The Church of Saint Paraskeva Pyatnitsa (Церковь Параскевы Пятницы; also known as Military Cossack Cathedral, Войсковой казачий собор) is a Russian Orthodox church in Manychskaya village, Bagayevsky District, Rostov Oblast, Russia. It belongs to the Diocese of Shakhty of Russian Orthodox Church. It was built in 1904 on the project of architect Ilya Zlobin. It is also officially declared as an object of cultural heritage of Russia.

== History ==
The first mention of a church in the name of the Great Martyr Paraskeva dates to 1748. This church later became dilapidated, so it was rebuilt and reconsecrated in 1763. From 1801 to 1805, the church was dismantled, moved to a new place and rebuilt. Since 1862 the church has had a parochial school.

A new stone Church of Saint Paraskeva Pyatnitsa was laid in 1878 (according to other sources, its construction began in 1893 or in 1897). In 1904 construction works were finished and the church was consecrated.
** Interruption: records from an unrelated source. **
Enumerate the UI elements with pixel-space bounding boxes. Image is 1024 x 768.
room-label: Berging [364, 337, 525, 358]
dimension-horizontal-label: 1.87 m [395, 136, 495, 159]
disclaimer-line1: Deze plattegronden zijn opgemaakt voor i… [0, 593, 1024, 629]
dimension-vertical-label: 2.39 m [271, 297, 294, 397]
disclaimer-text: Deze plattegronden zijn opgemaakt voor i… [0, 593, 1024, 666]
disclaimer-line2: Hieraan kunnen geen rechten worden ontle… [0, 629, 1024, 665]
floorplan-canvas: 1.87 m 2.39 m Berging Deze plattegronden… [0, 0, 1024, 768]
In 1934, during the Soviet anti-religious campaign, the church was looted. It was officially closed in 1936, though it continued to function into World War II for some time. During the war the church building served as a bomb shelter. In the postwar years, it was used as a granary. The bell tower was dismantled and its bricks were used as construction material during Nikita Khrushchev's rule.

In 1990 the church building was given to Russian Orthodox Church. Religious services are held there since 1992. In 2001 the church was renovated.